Proposed dilution of suppliers’ liability under the Civil Liability for Nuclear Damage Act, 2010 is detrimental to the safety of operation of imported nuclear reactors- Against the national interest

Koodankulam Nuclear Reactor

To

Shri Narendra D Modi
Prime Minister

Dear Shri Modiji,

The Finance Minister (FM), in her recent Budget Speech, stated that “Development of at least 100 GW of nuclear energy by 2047 is essential  for our energy transition efforts. For an active partnership with the private sector towards this goal, amendments to the Atomic Energy Act and the Civil Liability for Nuclear Damage Act will be taken upMore recently, it is reported that the subject is likely to be broached by both the USA and France during PM’s visit to those countries shortly. 

With the changed stance of the present US administration in the matter of furthering that country’s commercial interests, one can expect a great deal of pressure mounted on India to amend  the Civil Liability for Nuclear Damage Act (CLNDA) to accommodate US reactor suppliers’ interests to the detriment of the overall safety of operation of imported nuclear reactors.

In this connection, I wish to point out that the the CLNDA, as enacted by the Parliament when the UPA was in power, is a diluted version of the kind of CLNDA proposed by the Parliamentary Standing Committee at that time, keeping in view the need to ensure the safety of operation of imported nuclear reactors. 

For example, 

The Committee at that time felt that the operator’s (Nuclear Power Corporation of India’s) right of recourse against suppliers was vague. It recommended that recourse against the supplier should be strengthened. The supplier should be held liable if an incident has occurred due to (i) defects, or (ii) sub-standard material, or (iii) gross negligence of the supplier of the material, equipment or services. The committee therefore recommended strengthening Clause 17 of the Bill. (https://prsindia.org/theprsblog/parliament%E2%80%99s-recommendations-on-the-nuclear-liability-bill-%E2%80%93-why-the-%E2%80%9Cand%E2%80%9D?page=8&per-page=1). 
However, the UPA  government came under intense pressure from overseas reactor suppliers and their respective parent governments to dilute the relevant clause so as to limit the suppliers’ liability severely, amounting to insuring them more or less fully, against any liability attributable to defects in the equipment, the use of sub-standard material and 

gross negligence of the supplier of the material, equipment or services, which were quite commonplace in the business revolving around the supply of reactors. The  members of the Parliamentary Committee were anxious that the proposed law should reflect Indian interests and well-being, and that “there should be a clear cut liability on the supplier of nuclear equipment/material in case they are found to be defective” The Committee felt that  Clause 17(b) of the Bill in its proposed version  gave an escape route to the suppliers of nuclear materials, equipments, services of his employees as their willful act or gross negligence would be difficult to establish in a civil nuclear compensation case. The intention was to ensure that compensation would not be inadequate for victims of a nuclear accident, nor would it be inadequate to cover the cost of clean-up of the accident site.

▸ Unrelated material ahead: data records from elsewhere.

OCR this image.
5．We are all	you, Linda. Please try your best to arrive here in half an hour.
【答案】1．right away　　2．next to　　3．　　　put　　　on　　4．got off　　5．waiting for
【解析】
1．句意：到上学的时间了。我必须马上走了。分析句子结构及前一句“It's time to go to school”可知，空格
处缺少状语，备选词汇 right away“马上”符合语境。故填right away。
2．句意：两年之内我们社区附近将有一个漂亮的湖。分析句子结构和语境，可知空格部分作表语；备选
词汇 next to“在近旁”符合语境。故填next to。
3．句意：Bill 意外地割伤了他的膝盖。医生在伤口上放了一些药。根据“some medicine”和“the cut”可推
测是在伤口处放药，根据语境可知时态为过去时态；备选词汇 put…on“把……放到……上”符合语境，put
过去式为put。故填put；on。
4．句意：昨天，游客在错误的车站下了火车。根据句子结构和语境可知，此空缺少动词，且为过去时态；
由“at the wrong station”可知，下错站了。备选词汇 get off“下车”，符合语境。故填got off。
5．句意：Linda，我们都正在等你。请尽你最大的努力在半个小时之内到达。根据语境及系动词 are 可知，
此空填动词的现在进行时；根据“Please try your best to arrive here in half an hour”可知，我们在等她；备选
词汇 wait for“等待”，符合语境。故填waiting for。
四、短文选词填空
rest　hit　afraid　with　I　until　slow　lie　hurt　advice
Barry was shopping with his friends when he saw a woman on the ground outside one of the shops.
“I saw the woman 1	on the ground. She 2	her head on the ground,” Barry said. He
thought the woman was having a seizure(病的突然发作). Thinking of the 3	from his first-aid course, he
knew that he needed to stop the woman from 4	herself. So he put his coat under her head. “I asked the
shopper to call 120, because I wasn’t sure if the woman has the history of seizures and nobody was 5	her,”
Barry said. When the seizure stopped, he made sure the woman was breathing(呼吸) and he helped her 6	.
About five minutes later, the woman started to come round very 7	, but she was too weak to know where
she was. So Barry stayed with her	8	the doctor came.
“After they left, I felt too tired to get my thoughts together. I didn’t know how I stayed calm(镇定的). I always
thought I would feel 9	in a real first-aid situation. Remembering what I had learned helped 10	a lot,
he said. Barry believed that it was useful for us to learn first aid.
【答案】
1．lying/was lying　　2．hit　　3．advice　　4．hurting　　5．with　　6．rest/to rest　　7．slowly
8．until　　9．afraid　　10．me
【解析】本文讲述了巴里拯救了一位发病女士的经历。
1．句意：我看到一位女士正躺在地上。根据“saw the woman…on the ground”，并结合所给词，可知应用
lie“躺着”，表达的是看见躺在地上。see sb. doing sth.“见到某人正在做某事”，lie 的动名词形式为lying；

At that time, itt was the BJP that rightly acted firm in the Parliament to push through the amendment recommended by the Parliamentary Standing Committee as evident from the news report (http://timesofindia.indiatimes.com/articleshow/6421684.cms?utm_source=contentofinterest&utm_medium=text&utm_campaign=cppst), which is extracted below:


Minister of State in the PMO Prithviraj Chavan met Leader of Opposition in Rajya Sabha Arun Jaitley to discuss the issue over which the BJP and Left parties are angry and are threatening to oppose the bill when it is taken up for consideration in Parliament later this week. After the meeting, Jaitley said he had told Chavan that BJP wanted restoration of language in Clause 17(B) suggested by the Parliamentary Standing Committee that examined the bill and then his party would think about its support.The opposition parties are crying foul after the Union Cabinet on Friday last cleared 18 amendments, including the one which deals with a clause on liability of a supplier in the event of a nuclear accident”

The fears expressed by BJP and other opposition parties at that time were genuine as explained below:

  1. The use of substandard material and flaws in monitoring the manufacture of nuclear reactors are not uncommon in the global nuclear industry as evident from reports available from the portals of the UK and French nuclear regulatory authorities and other reports (https://www.french-nuclear-safety.fr/information/news-archives/flamanville-epr-reactor-asn-inspection-on-10th-april-2018 & https://www.onr.org.uk/publications/corporate-publications/foi-releases/2022/01/potential-generic-fault-in-the-design-of-the-reactor-pressure-vessel-rpv-epr-nuclear-reactor/)
  2. The subsequent Fukushima nuclear disaster has shown the mind-boggling cost of cleaning up a disaster-affected reactor site (https://asia.nikkei.com/Spotlight/Fukushima-Anniversary/Fukushima-cleanup-costs-swell-with-no-end-in-sight). Japan has spent roughly 1 trillion yen ($7.3 billion) annually on the damage caused by the meltdowns at the Fukushima Daiichi nuclear power plant that occurred 12 years ago, and the final price tag is still uncertain. Considering that the capacity of each imported reactor complex that India is planning to set up will be higher that that of Fukushima complex, the cost of a Fukushima-like a ccident, if it were to occur in India, would be so huge that it would be difficult for the Budget to absorb it.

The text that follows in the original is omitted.